LIGUEIL : PAYSAGES et HISTOIRE
Les armoiries de la ville de Ligueil représentent un œil sur un écusson d’azur. Anciennes armes parlantes du 18è siècle blasonnées « d’azur à un œil d’argent au centre de l’écu ».
La variété des paysages permet à Ligueil d’être reconnue comme « station verte de vacances » pour le plus grand plaisir des touristes et des habitants.
L’étang des Chétauderies aux portes de Ligueil offre le calme et la sérénité d’un espace ouvert à tous.
L’originalité du relief apparaît lorsqu’on aborde la commune par la route départementale D50 en venant du nord. On découvre subitement le bourg, installé essentiellement sur la rive sud de l’Esves (point de vue).

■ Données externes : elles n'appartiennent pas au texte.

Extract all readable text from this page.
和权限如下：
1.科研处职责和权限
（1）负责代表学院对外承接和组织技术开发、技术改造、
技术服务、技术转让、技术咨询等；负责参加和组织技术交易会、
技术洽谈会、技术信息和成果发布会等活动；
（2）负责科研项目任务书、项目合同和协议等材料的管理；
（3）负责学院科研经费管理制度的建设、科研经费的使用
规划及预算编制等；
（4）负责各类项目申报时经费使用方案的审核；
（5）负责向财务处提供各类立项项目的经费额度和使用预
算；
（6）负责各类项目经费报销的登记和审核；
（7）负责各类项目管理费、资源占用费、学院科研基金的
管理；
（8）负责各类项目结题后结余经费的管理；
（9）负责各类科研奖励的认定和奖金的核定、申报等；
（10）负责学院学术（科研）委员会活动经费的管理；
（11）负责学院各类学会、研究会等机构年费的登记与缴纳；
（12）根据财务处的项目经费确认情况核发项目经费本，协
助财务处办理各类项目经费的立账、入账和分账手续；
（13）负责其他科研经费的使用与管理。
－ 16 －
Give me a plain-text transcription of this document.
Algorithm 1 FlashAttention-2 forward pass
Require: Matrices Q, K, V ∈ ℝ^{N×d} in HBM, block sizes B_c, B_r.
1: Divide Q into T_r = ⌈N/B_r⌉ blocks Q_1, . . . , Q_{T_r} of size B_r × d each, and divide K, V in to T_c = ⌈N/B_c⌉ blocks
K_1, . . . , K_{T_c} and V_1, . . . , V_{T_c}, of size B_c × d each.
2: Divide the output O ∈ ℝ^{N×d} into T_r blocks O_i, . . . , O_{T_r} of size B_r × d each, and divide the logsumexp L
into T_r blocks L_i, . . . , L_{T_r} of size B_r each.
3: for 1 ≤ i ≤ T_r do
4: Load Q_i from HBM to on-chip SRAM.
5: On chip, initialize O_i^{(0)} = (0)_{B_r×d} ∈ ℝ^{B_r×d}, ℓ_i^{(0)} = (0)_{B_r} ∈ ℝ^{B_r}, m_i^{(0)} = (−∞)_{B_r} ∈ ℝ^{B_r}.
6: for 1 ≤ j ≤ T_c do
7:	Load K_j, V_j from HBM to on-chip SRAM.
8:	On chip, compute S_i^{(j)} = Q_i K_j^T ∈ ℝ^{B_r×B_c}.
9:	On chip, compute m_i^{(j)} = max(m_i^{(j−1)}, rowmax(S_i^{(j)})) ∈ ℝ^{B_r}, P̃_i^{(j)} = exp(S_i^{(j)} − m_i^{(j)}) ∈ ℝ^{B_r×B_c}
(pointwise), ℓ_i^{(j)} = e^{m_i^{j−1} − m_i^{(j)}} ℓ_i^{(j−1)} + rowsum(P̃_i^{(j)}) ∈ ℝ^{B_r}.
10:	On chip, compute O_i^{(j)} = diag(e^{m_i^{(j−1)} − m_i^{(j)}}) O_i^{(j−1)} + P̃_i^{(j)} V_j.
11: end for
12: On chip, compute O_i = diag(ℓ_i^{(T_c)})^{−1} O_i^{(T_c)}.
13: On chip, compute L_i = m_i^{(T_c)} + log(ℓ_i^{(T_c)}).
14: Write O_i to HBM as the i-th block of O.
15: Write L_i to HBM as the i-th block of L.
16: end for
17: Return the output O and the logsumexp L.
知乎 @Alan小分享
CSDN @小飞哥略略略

A la porte des grands châteaux, le Pays de Ligueil, véritable carrefour de la nature, vous fait découvrir un certain art de vivre en Touraine.
Région de loisirs et de tourisme en milieu rural, le Pays offre calme et repos aux amateurs de la nature. Les rivières et les étangs réjouissent les pêcheurs.
Les sportifs peuvent s’adonner à leur sport favori : natation, tennis, boules, mini-golf…
Les marcheurs découvrent au hasard des randonnées pédestres des sites divers, coteaux et vallées, mais aussi maisons tourangelles, lavoirs et calvaires…
Les terrains de camping, les hôtels, et les gîtes ruraux accueillent chaque année de nombreux touristes. A ceux qui prennent le temps de vivre et qui apprécient la bonne table, le Pays de Ligueil réserve le meilleur accueil.
Spécialités locales :
- Les rillettes
- La tarte tourangelle
- Les fromages
- Le Ligueil (sucré)
Le bourg de Ligueil se trouve au centre d’un terroir assez riche qui déjà sous l’Ancien Régime exportait ses grains par le port de l’Auvernière sur la Creuse (à Descartes).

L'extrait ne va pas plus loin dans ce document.